UCLA gets in on the action
For about a million bux, UCLA's Plasma Physics Group is reported to be getting a nice "little" cluster of 256 dual G5 Xserves. Unlike COLSA and VT however, these guys do have some experience with Xserve clusters, since they've worked with NASA to create clusters based on the G4 Xserve. Before anyone asks why anyone would use a G4 Xserve for a cluster in the era of fast Xeons, CFD and other code may be amenable to Altivec acceleration, so despite its lousy FP performance, the G4 often is quite nice for this type of work. Similarly, Genentech seemed to love its G4 clusters for bioinformatics work, precisely because of Altivec. In fact, Apple now has a G5 Xserve based Workgroup Cluster specifically geared to bioinformatics types, along with pre-installed Altivec-accelerated bioinformatics applications.
The University of Maine, too
The University of Maine is also creating a 256 dual G5 Xserve cluster, also with funding ($680000) from the US Army.

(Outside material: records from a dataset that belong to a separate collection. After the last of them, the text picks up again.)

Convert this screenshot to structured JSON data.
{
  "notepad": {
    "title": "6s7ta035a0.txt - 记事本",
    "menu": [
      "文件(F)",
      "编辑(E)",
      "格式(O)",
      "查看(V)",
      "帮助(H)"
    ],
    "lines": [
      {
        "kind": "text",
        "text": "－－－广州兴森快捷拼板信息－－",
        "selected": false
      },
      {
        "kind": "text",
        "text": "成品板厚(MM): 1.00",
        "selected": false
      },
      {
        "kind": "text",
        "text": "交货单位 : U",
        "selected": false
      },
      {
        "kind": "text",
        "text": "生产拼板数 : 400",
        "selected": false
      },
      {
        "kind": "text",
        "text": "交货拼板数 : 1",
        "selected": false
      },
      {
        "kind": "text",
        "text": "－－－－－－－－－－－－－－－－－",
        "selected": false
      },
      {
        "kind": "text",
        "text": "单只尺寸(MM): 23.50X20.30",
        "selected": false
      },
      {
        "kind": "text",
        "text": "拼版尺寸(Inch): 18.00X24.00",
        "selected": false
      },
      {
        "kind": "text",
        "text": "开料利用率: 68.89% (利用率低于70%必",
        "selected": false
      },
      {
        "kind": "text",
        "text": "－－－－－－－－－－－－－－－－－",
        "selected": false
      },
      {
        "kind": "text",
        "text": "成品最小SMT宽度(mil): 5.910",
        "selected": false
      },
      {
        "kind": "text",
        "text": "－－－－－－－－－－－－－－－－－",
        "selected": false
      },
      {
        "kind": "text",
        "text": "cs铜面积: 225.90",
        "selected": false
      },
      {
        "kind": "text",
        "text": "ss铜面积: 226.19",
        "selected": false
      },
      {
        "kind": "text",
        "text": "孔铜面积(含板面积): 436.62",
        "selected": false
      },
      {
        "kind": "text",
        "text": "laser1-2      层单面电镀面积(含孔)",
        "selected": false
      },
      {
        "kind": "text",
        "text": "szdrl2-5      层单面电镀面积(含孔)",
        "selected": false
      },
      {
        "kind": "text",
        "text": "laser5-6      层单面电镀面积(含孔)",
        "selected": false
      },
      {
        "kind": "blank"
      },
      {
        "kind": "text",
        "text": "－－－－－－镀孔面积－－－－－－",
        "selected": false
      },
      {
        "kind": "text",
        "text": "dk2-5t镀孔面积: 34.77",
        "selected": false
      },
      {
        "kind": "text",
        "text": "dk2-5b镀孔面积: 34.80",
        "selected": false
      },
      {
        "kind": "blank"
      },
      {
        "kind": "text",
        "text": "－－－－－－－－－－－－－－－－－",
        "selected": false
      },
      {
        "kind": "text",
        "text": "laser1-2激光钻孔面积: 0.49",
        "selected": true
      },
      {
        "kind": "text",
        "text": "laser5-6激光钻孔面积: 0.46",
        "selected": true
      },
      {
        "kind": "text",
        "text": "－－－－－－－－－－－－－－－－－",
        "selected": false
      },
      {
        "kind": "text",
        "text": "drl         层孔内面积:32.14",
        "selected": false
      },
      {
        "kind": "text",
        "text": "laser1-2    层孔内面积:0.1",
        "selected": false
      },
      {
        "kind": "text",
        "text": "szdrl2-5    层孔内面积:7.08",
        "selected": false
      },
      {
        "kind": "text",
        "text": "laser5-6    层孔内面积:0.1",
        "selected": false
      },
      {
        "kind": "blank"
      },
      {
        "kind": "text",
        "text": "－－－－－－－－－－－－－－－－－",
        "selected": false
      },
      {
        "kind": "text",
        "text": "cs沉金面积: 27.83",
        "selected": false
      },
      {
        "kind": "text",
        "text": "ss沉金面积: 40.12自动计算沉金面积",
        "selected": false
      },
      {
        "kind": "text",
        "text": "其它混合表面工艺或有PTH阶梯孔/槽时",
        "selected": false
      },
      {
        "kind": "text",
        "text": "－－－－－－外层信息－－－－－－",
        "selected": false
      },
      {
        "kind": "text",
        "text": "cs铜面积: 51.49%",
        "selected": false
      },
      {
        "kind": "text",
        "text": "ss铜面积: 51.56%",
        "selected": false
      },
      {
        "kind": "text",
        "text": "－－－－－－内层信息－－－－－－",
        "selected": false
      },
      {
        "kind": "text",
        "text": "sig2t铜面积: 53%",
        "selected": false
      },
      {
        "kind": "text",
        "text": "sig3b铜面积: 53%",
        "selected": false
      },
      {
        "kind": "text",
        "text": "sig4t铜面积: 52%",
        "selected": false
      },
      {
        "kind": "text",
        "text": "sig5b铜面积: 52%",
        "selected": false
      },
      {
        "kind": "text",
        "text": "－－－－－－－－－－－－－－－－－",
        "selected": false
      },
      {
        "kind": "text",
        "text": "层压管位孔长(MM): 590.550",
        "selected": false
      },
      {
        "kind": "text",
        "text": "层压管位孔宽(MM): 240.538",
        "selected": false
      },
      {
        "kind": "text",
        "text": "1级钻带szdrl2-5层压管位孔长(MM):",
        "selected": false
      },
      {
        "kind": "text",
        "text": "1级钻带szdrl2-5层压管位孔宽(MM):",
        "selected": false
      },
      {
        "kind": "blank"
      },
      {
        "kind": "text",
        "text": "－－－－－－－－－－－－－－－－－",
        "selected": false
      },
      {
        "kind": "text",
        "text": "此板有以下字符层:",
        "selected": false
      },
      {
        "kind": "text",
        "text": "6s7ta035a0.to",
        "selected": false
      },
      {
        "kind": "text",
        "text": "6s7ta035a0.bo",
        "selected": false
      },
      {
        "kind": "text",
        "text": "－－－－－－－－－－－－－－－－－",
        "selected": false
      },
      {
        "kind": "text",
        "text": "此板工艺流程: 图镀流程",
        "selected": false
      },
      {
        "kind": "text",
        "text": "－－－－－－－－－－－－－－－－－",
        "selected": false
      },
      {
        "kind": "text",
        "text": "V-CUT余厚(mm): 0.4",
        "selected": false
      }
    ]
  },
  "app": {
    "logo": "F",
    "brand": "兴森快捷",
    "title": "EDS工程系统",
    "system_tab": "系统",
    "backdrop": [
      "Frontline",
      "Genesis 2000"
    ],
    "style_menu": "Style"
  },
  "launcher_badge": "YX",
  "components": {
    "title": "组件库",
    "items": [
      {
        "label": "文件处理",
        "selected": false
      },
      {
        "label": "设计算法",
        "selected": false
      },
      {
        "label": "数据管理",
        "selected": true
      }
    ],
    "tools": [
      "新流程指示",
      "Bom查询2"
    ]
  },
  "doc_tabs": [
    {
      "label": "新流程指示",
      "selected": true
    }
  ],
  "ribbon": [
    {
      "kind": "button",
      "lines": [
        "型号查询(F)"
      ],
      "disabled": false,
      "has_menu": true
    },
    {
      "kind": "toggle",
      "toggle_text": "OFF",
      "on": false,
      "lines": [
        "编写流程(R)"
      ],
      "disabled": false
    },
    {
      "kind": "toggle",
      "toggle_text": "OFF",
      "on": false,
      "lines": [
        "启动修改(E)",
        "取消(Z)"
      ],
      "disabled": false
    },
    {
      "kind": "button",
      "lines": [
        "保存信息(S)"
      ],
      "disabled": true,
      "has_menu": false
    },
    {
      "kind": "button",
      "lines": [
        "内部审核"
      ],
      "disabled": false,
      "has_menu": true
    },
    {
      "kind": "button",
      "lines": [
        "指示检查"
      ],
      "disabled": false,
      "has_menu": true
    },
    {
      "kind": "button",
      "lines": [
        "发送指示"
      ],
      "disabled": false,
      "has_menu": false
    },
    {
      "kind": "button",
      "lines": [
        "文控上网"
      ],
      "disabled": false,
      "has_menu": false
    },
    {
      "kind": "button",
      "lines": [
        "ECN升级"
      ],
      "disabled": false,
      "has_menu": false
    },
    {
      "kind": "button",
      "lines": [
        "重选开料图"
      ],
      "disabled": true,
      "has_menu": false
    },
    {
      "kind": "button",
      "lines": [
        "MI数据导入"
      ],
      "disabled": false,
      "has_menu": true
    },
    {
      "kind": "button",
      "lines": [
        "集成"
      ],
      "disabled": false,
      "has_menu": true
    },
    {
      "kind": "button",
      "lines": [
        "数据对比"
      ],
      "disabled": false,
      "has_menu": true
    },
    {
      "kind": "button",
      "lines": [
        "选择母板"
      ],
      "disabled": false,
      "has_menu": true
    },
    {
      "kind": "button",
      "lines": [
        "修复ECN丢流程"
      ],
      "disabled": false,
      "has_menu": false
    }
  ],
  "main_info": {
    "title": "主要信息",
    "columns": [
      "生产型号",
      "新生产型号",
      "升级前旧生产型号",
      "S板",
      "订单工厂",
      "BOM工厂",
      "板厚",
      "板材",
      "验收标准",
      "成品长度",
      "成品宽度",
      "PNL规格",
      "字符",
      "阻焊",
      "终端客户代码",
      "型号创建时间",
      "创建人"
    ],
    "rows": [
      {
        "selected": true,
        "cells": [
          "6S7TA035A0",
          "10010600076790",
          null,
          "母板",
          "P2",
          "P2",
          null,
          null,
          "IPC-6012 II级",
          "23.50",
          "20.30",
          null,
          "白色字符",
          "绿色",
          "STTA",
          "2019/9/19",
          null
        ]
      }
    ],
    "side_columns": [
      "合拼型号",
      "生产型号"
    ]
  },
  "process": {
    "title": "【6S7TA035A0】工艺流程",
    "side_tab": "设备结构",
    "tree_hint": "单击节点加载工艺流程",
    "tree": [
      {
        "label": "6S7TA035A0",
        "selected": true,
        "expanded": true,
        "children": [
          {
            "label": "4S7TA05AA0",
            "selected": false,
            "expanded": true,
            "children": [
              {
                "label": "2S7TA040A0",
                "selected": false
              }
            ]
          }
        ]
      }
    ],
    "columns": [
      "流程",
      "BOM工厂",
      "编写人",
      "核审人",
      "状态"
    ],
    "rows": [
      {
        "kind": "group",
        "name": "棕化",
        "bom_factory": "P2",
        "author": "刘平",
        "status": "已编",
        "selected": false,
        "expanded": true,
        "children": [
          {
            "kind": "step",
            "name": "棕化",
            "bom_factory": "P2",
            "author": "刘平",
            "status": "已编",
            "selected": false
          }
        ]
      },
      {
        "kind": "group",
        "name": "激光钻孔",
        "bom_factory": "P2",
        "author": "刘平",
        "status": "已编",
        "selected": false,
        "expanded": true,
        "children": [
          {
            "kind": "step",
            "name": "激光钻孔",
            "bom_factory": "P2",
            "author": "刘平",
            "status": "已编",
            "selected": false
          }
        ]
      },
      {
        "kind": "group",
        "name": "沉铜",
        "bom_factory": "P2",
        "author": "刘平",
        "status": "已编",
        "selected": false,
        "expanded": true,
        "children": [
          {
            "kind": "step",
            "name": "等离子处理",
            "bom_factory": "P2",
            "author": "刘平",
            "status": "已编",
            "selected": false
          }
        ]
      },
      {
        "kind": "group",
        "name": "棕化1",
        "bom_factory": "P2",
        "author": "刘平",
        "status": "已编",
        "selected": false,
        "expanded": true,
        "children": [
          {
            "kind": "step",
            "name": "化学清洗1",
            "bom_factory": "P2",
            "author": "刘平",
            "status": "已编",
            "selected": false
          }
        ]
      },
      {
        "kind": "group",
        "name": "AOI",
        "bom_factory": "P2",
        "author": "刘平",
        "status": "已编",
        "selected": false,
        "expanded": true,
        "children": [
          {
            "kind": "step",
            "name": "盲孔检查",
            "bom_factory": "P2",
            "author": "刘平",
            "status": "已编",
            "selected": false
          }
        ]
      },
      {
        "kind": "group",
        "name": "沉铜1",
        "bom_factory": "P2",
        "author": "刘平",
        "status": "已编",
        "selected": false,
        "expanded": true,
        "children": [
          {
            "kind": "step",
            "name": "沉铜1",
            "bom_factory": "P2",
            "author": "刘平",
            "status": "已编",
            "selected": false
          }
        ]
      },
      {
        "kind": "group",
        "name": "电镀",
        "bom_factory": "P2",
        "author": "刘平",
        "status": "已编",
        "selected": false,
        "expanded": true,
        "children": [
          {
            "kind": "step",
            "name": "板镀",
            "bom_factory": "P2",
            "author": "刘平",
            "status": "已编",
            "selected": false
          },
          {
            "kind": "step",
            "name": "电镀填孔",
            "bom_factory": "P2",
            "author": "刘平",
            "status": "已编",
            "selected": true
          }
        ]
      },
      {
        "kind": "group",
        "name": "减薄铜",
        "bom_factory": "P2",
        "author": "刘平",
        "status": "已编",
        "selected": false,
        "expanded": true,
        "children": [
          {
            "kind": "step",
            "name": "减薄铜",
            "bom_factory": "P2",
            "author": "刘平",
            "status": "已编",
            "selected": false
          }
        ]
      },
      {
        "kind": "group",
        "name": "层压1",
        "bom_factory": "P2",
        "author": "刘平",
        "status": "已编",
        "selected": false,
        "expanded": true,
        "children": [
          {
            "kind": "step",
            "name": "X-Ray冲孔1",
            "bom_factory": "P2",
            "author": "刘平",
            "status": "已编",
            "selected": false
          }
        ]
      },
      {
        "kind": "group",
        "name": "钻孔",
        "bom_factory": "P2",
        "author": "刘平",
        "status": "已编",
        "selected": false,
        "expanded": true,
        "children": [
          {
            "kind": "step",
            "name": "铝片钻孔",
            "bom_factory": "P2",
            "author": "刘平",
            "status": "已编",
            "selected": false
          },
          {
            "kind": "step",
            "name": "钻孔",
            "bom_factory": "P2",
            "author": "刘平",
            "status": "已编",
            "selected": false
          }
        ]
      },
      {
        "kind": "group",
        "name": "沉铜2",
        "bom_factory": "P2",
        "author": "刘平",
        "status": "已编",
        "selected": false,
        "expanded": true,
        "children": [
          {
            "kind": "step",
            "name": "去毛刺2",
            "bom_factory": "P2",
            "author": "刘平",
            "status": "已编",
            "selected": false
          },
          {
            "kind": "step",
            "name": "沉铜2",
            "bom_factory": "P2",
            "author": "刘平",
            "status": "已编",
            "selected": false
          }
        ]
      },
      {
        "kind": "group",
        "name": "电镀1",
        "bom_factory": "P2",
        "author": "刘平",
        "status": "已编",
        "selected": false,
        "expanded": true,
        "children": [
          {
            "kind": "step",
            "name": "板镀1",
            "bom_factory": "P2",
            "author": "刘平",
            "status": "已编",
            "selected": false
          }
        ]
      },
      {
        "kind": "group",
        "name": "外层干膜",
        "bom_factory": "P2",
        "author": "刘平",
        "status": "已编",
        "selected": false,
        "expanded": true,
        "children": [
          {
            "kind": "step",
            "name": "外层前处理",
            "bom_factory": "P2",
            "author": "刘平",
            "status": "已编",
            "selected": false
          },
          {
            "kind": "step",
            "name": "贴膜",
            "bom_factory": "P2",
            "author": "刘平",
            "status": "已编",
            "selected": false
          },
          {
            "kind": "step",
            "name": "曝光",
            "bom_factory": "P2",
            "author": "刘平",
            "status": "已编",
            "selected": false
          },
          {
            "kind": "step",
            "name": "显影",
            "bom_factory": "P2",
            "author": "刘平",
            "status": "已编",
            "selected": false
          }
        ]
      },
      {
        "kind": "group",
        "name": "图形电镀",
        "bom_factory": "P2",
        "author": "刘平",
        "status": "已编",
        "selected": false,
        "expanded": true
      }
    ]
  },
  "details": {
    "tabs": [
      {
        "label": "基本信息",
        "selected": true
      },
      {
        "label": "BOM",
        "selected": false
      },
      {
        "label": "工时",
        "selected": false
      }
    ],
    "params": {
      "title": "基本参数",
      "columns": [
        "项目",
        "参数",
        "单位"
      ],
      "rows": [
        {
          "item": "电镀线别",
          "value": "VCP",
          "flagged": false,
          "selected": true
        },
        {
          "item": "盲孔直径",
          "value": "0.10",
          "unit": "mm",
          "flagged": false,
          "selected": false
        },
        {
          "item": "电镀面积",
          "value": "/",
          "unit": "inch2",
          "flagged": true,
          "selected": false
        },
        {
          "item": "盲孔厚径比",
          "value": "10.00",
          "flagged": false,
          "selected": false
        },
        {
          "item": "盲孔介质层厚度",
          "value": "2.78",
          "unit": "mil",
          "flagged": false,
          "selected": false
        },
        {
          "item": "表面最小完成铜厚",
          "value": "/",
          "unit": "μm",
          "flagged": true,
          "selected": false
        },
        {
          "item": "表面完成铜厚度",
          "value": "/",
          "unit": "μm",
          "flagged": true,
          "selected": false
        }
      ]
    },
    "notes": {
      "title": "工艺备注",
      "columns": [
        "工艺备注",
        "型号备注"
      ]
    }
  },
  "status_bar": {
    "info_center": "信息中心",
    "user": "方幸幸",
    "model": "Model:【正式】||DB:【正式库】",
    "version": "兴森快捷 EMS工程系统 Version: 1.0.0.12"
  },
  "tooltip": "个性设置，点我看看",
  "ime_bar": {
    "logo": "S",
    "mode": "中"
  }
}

It seems the US military has just as much money to throw around these days as ever, if not more. Assembly of this system has already begun, and you can follow its progress in their gallery.
Xserve sales unprecedented
This has been a remarkable year for the server group at Apple. The G5 Xserve is hugely popular, being aggressively priced, well-packaged, and apparently quite easy to use. Apple does not publish separate Xserve sales numbers, but it has long been rumoured that the G4 Xserve's unit sales ranged only the few thousand range per quarter. These few G5 supercomputers might just equal those types of sales numbers, and that's not including the large numbers of other Xserves that are being sold to small labs and small businesses. (It's rumoured that large clusters represent the minority of Xserve sales.) Too bad it has taken so long. The G5 Xserve was announced in January, but because of IBM's 90 nm growing pains, it has taken until June/July for the G5 Xserve to ship in volume. This is right at the transition from one quarter to another, which will impact on the G5 sales numbers to be announced today. Still it looks like IBM and Apple are over the hump, and the coming quarter looks very positive for the Xserve. I would not be surprised to see shipments of 5-digit units in this quarter. As for the future, Xserve sales will probably just get better in 2005. That's when OS X 10.4 Tiger comes out, which will allow true 64-bit support (with memory addressing over 4 GB per process). Plus, by then, people will have been able to see functioning G5 supercomputers in action, doing real work.
Oh, and one more thing...
While it's not a Mac supercomputer, it's still a G5 based one. IBM has been commissioned to build a 2282 dual G5 blade server based system for Spain, using 2.2 GHz 970FX chips which don't exist on the Mac side. I wonder how long it will take for 2.2 GHz G5s to make their way into Power Macs and/or Xserves. If IBM can put 2.2 GHz chips into blades, then Apple should have no problem putting them into Xserves.